Background

DNA Microarrays allow us to monitor the expression level of thousands of genes simultaneously across a collection of related samples. This technology has been applied to the prediction of cancer considering the gene expression profiles in both, normal and cancer samples.

Support Vector Machines (SVM) have been applied to identify cancer samples considering the gene expression levels with encouraging results. This kind of techniques are able to deal with high dimensional and noisy data which is an important requirement in our practical problem.

However, common SVM algorithms rely on the use of the Euclidean distance which does not reflect accurately the proximities among the sample profiles [1].

This feature favors the misclassification of cancer samples (false negative errors) which is a serious drawback in our application.

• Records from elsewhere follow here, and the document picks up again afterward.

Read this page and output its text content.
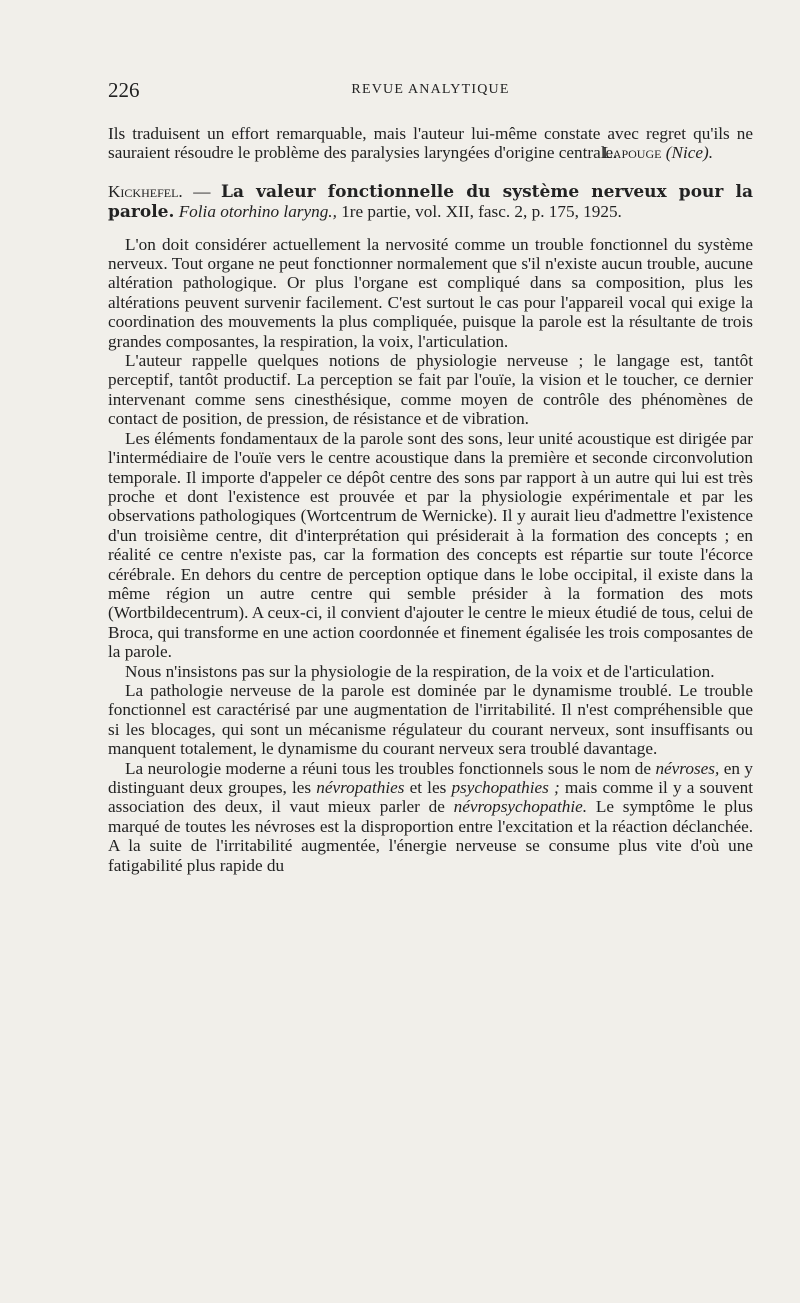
226	REVUE ANALYTIQUE

Ils traduisent un effort remarquable, mais l'auteur lui-même constate avec regret qu'ils ne sauraient résoudre le problème des paralysies laryngées d'origine centrale.

Lapouge (Nice).

Kickhefel. — La valeur fonctionnelle du système nerveux pour la parole. Folia otorhino laryng., 1re partie, vol. XII, fasc. 2, p. 175, 1925.

L'on doit considérer actuellement la nervosité comme un trouble fonctionnel du système nerveux. Tout organe ne peut fonctionner normalement que s'il n'existe aucun trouble, aucune altération pathologique. Or plus l'organe est compliqué dans sa composition, plus les altérations peuvent survenir facilement. C'est surtout le cas pour l'appareil vocal qui exige la coordination des mouvements la plus compliquée, puisque la parole est la résultante de trois grandes composantes, la respiration, la voix, l'articulation.

L'auteur rappelle quelques notions de physiologie nerveuse ; le langage est, tantôt perceptif, tantôt productif. La perception se fait par l'ouïe, la vision et le toucher, ce dernier intervenant comme sens cinesthésique, comme moyen de contrôle des phénomènes de contact de position, de pression, de résistance et de vibration.

Les éléments fondamentaux de la parole sont des sons, leur unité acoustique est dirigée par l'intermédiaire de l'ouïe vers le centre acoustique dans la première et seconde circonvolution temporale. Il importe d'appeler ce dépôt centre des sons par rapport à un autre qui lui est très proche et dont l'existence est prouvée et par la physiologie expérimentale et par les observations pathologiques (Wortcentrum de Wernicke). Il y aurait lieu d'admettre l'existence d'un troisième centre, dit d'interprétation qui présiderait à la formation des concepts ; en réalité ce centre n'existe pas, car la formation des concepts est répartie sur toute l'écorce cérébrale. En dehors du centre de perception optique dans le lobe occipital, il existe dans la même région un autre centre qui semble présider à la formation des mots (Wortbildecentrum). A ceux-ci, il convient d'ajouter le centre le mieux étudié de tous, celui de Broca, qui transforme en une action coordonnée et finement égalisée les trois composantes de la parole.

Nous n'insistons pas sur la physiologie de la respiration, de la voix et de l'articulation.

La pathologie nerveuse de la parole est dominée par le dynamisme troublé. Le trouble fonctionnel est caractérisé par une augmentation de l'irritabilité. Il n'est compréhensible que si les blocages, qui sont un mécanisme régulateur du courant nerveux, sont insuffisants ou manquent totalement, le dynamisme du courant nerveux sera troublé davantage.

La neurologie moderne a réuni tous les troubles fonctionnels sous le nom de névroses, en y distinguant deux groupes, les névropathies et les psychopathies ; mais comme il y a souvent association des deux, il vaut mieux parler de névropsychopathie. Le symptôme le plus marqué de toutes les névroses est la disproportion entre l'excitation et la réaction déclanchée. A la suite de l'irritabilité augmentée, l'énergie nerveuse se consume plus vite d'où une fatigabilité plus rapide du
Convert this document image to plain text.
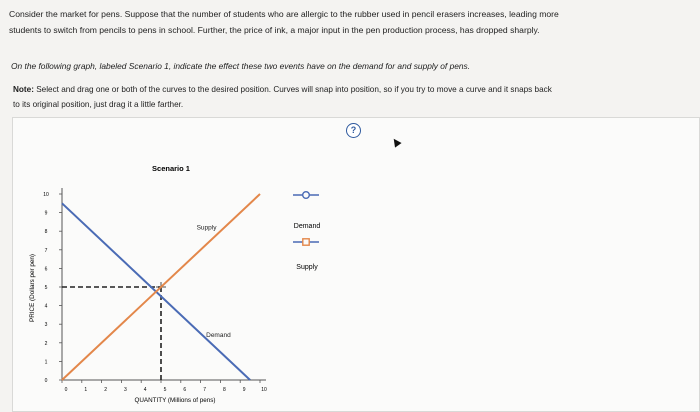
Consider the market for pens. Suppose that the number of students who are allergic to the rubber used in pencil erasers increases, leading more
students to switch from pencils to pens in school. Further, the price of ink, a major input in the pen production process, has dropped sharply.
On the following graph, labeled Scenario 1, indicate the effect these two events have on the demand for and supply of pens.
Note: Select and drag one or both of the curves to the desired position. Curves will snap into position, so if you try to move a curve and it snaps back
to its original position, just drag it a little farther.
?
Scenario 1
0	1	2	3	4	5	6	7	8	9	10
0
1
2
3
4
5
6
7
8
9
10
Demand
Supply
QUANTITY (Millions of pens)
PRICE (Dollars per pen)
Demand
Supply
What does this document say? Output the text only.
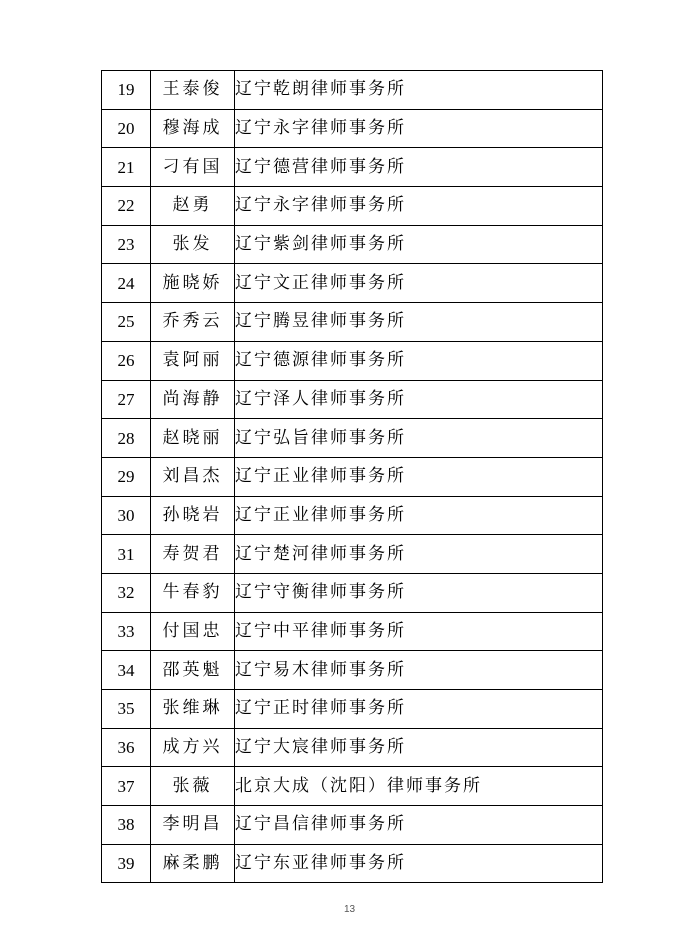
19	王泰俊	辽宁乾朗律师事务所
20	穆海成	辽宁永字律师事务所
21	刁有国	辽宁德营律师事务所
22	赵勇	辽宁永字律师事务所
23	张发	辽宁紫剑律师事务所
24	施晓娇	辽宁文正律师事务所
25	乔秀云	辽宁腾昱律师事务所
26	袁阿丽	辽宁德源律师事务所
27	尚海静	辽宁泽人律师事务所
28	赵晓丽	辽宁弘旨律师事务所
29	刘昌杰	辽宁正业律师事务所
30	孙晓岩	辽宁正业律师事务所
31	寿贺君	辽宁楚河律师事务所
32	牛春豹	辽宁守衡律师事务所
33	付国忠	辽宁中平律师事务所
34	邵英魁	辽宁易木律师事务所
35	张维琳	辽宁正时律师事务所
36	成方兴	辽宁大宸律师事务所
37	张薇	北京大成（沈阳）律师事务所
38	李明昌	辽宁昌信律师事务所
39	麻柔鹏	辽宁东亚律师事务所
13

The SVM has been extended to incorporate non-Euclidean dissimilarities [2].

Nevertheless, no dissimilarity can be considered superior to the others because each one reflects just different features of the data and misclassifies a different set of patterns.

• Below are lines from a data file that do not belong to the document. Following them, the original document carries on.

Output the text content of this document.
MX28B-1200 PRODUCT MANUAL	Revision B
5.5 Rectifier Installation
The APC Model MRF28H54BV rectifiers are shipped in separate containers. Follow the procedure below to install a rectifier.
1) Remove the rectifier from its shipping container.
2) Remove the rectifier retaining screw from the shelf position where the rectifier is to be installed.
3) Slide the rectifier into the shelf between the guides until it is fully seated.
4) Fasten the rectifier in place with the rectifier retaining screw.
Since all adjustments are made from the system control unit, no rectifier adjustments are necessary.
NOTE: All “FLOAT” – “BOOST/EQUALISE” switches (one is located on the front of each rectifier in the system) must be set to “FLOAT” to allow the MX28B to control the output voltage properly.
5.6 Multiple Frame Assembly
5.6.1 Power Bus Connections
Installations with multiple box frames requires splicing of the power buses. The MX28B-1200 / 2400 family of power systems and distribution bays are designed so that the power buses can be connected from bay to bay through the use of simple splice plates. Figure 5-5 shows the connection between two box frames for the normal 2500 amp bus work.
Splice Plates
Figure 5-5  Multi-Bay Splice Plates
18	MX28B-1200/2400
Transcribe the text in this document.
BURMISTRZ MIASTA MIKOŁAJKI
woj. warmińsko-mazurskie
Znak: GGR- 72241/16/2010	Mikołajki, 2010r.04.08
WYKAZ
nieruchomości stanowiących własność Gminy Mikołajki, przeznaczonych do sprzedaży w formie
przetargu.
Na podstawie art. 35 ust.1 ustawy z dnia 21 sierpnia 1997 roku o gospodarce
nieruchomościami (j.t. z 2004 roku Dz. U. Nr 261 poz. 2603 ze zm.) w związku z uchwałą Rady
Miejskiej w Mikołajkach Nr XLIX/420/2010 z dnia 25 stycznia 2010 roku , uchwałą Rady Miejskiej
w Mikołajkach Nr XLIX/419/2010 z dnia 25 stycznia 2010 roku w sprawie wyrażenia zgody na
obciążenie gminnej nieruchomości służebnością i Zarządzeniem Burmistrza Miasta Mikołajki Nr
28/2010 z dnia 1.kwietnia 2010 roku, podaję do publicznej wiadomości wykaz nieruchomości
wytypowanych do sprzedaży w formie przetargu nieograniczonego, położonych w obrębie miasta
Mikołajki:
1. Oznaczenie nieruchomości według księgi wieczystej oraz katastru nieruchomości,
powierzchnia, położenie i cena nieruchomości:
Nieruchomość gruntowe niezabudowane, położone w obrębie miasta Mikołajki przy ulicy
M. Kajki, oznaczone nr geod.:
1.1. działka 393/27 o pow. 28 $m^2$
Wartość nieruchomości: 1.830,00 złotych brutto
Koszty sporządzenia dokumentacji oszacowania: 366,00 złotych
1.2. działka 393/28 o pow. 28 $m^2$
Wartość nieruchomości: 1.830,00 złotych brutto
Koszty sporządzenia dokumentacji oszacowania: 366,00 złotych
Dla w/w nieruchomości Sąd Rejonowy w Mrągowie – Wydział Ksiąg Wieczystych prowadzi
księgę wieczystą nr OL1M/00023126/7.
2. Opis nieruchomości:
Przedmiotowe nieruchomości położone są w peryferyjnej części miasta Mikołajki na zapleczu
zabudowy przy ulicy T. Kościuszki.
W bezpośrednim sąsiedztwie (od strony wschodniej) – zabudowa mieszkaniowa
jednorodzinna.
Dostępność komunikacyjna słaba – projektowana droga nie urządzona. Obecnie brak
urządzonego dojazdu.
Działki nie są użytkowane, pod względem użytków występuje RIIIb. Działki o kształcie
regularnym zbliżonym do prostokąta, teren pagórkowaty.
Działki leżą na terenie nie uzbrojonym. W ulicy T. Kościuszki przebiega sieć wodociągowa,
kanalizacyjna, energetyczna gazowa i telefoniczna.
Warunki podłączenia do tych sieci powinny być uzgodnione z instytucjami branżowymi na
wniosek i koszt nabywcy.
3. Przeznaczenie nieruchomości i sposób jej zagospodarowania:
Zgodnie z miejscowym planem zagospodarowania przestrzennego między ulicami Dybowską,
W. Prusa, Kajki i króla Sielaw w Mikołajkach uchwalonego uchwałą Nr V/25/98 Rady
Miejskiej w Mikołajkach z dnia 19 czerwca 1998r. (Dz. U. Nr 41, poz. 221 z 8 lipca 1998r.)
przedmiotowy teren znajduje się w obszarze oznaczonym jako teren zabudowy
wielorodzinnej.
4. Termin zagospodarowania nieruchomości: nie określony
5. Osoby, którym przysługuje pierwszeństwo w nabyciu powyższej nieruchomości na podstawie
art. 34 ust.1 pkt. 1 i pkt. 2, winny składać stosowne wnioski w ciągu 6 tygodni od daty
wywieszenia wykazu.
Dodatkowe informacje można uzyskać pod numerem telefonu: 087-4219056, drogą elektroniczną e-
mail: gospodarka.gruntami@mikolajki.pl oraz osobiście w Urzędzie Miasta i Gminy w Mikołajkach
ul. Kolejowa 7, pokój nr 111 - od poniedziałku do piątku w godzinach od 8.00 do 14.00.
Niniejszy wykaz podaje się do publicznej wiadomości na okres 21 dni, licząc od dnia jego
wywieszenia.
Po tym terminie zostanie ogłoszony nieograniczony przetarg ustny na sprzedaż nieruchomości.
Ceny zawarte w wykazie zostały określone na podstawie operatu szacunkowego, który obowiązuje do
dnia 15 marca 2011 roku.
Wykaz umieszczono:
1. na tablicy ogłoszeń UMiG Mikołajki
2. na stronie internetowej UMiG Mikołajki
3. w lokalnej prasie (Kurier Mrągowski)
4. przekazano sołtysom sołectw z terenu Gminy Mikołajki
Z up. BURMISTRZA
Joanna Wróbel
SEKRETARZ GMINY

The false negative errors of individual classifiers can be reduced by combining non-optimal classifiers [3]. To this aim, different versions of the classifier are usually built by bootstrap sampling the patterns or the features.

However, resampling techniques reduce the size of the training set increasing the bias of individual classifiers and consequently the error of the resulting combination [4].

Our approach

To avoid the bias introduced by resampling techniques, we propose a combination strategy that builds the diversity of classifiers considering a set of dissimilarities that reflect different features of the data. In order to incorporate the dissimilarities into the SVM, they are first embedded in an Euclidean space such that the inter-pattern distances reflect the original dissimilarity matrix. Next, for each dissimilarity a C-SVM is trained. Finally, the resulting classifiers are properly combined using a voting strategy. Our method is able to work directly from a dissimilarity matrix.

Experimental results

The algorithm proposed has been tested using two benchmark datasets, Leukemia [5] and Breast Cancer [6].

Table 1 shows that the combination of dissimilarities improves significantly the Euclidean distance which is usually considered by most of SVM algorithms. The algorithm based on the combination of dissimilarities improves the best single dissimilarity which is ℵ2. In breast cancer, false negative errors are significantly reduced. Experimental results are similar for the k-NN classifier.

Table 1

Conclusion

In this paper, we have proposed an ensemble of classifiers based on a diversity of dissimilarities. Experimental results suggest that the method proposed improves both, misclassification errors and false negative errors of classifiers based on a single dissimilarity.